I chose to have more moments of playing happily at his high chair. 

So why does this make me cry? 

 

 

5 comments:

  1. So, here in Vegas we will pray that his line stays free of infection and that his liver will endure more than we might expect from a tiny little boy's liver. As for you, Beth, go ahead and cry. Some of those tears are likely tears that you have stored up for so long. Some are pure grief. Some may be relief at having made a decision--a hard decision--but one that makes all kinds of sense to me. He is a lovely, precious child and, in the end, he will have given so much to so many. Thanks for sharing--for sharing Manny and your other kids and for sharing this challenging, often painful, but hope-filled life story.

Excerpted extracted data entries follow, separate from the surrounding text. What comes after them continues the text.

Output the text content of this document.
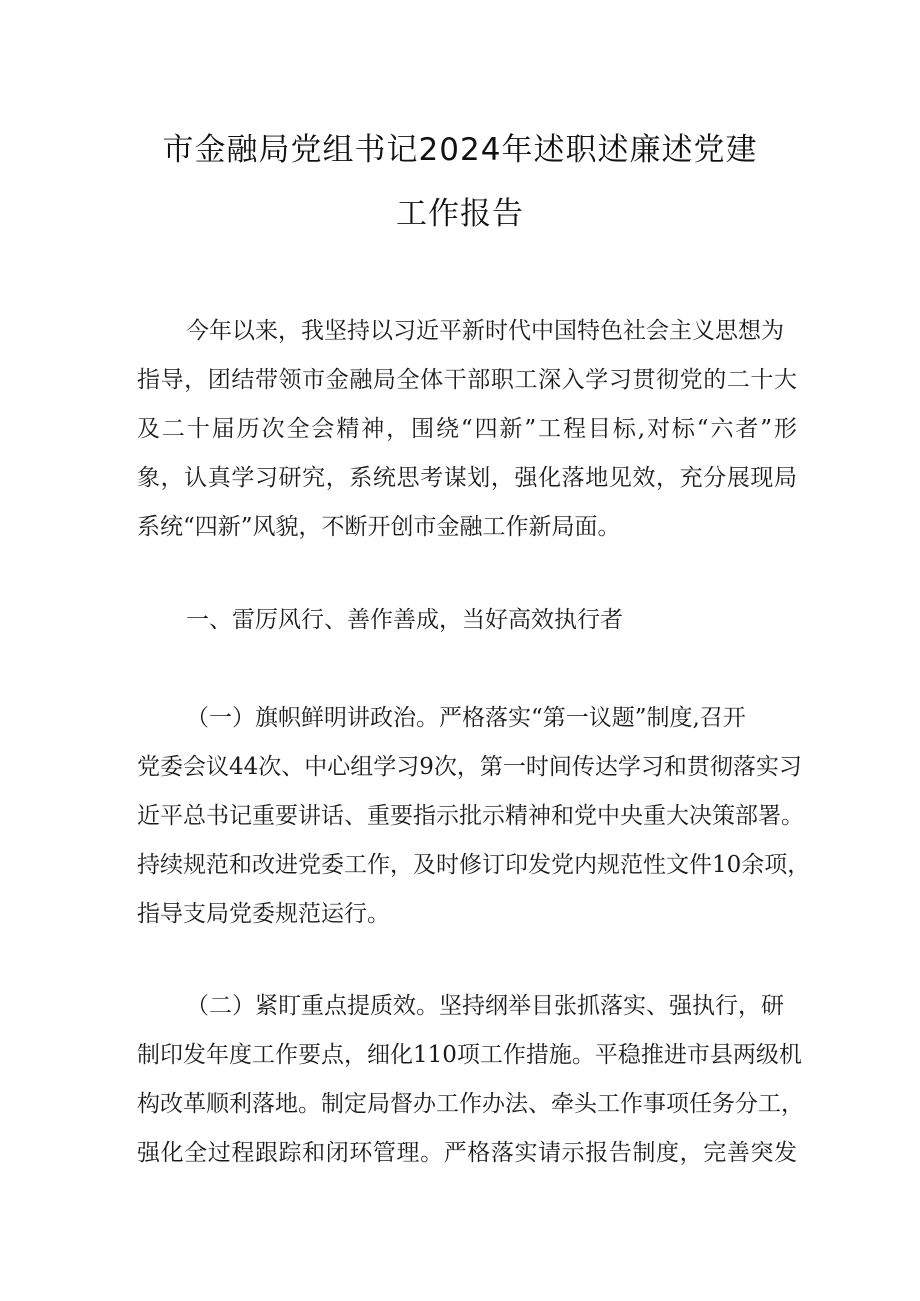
市金融局党组书记2024年述职述廉述党建
工作报告
今年以来，我坚持以习近平新时代中国特色社会主义思想为
指导，团结带领市金融局全体干部职工深入学习贯彻党的二十大
及二十届历次全会精神，围绕“四新”工程目标,对标“六者”形
象，认真学习研究，系统思考谋划，强化落地见效，充分展现局
系统“四新”风貌，不断开创市金融工作新局面。
一、雷厉风行、善作善成，当好高效执行者
（一）旗帜鲜明讲政治。严格落实“第一议题”制度,召开
党委会议44次、中心组学习9次，第一时间传达学习和贯彻落实习
近平总书记重要讲话、重要指示批示精神和党中央重大决策部署。
持续规范和改进党委工作，及时修订印发党内规范性文件10余项，
指导支局党委规范运行。
（二）紧盯重点提质效。坚持纲举目张抓落实、强执行，研
制印发年度工作要点，细化110项工作措施。平稳推进市县两级机
构改革顺利落地。制定局督办工作办法、牵头工作事项任务分工，
强化全过程跟踪和闭环管理。严格落实请示报告制度，完善突发
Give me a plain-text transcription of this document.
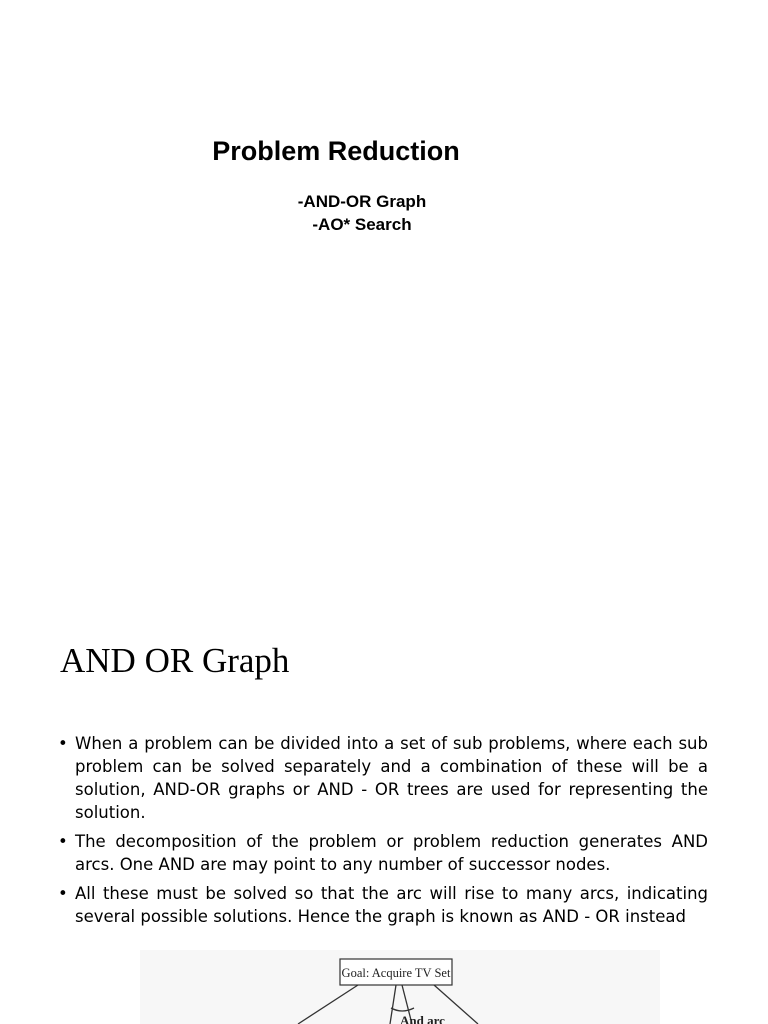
Problem Reduction
-AND-OR Graph
-AO* Search
AND OR Graph
• When a problem can be divided into a set of sub problems, where each sub problem can be solved separately and a combination of these will be a solution, AND-OR graphs or AND - OR trees are used for representing the solution.
• The decomposition of the problem or problem reduction generates AND arcs. One AND are may point to any number of successor nodes.
• All these must be solved so that the arc will rise to many arcs, indicating several possible solutions. Hence the graph is known as AND - OR instead
Goal: Acquire TV Set
And arc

    Carolyn (in Las Vegas)
    Mother to Joy Lin (adopted from Hefei 1997)

    ReplyDelete
  2. Ohmhoney I'm crying with you and I so get it!! Our kids are so delightful and like anyone just want to be happy and pain free. They want to be children. We have to do the hard thing and be grown ups when all we really want is those moments of peace. You are doing the right thing. I truly beleive that !!!! I'm going to be downin the dirt honest with what I think. I think I would have tried like you have and picked the lesser of the two choices. The one that gave e more time. The chance of choking and aspiration is so much more likely to do damage in the right know. It's a horrible choice no two ways about it. We are here for you and support you in your decisions when there is never a perfect one. Blessings for you and your family honey. Xoxoxoxox

    ReplyDelete
  3. Im guessing they are tears of relief of finally making a decision and being heard, of getting the GI doc you wanted, of no longer to schedule a surgery you knew would not benefit him and of knowing you have more days of peaceful playing to enjoy.

    ReplyDelete
  4. Becky Browder NeustadtJanuary 18, 2013 at 2:04 PM

    You cry because you had to choose. To make an impossible choice. But I can't imagine another way. I know you have made the best and only choice. Thank you for giving that precious boy the sweet times he is enjoying. All any of us have is here and now. And that's what you have given him. The best here and now. xoxooxox

    ReplyDelete
  5. I know exactly what you are going through! My son will be 2 on March 5th. In February of last year he was also diagnosed with Merosin Deficient Congenital Muscular Dystrophy. He is also having feeding difficulties. Just this week they tried administering a feeding tube through the nose but he pulled it out. He now has a consultation appt. sat up on January 23rd for a G-tube. We can't decide if we are making the right decision for him. A lot of the things you write about hit close to home! Thankfully, he has not been hospitalized for any reason. We keep him home as much as possible to avoid illnesses. I am home with him 24/7. But I love every minute I have with him! He just recently learned to scoot on his behind and is getting into everything! Little things like that, puts a huge smile on my face. Just knowing he has a little bit of independence. If you have a day you are struggling, please feel free to drop me a message. Stay strong and love every minute!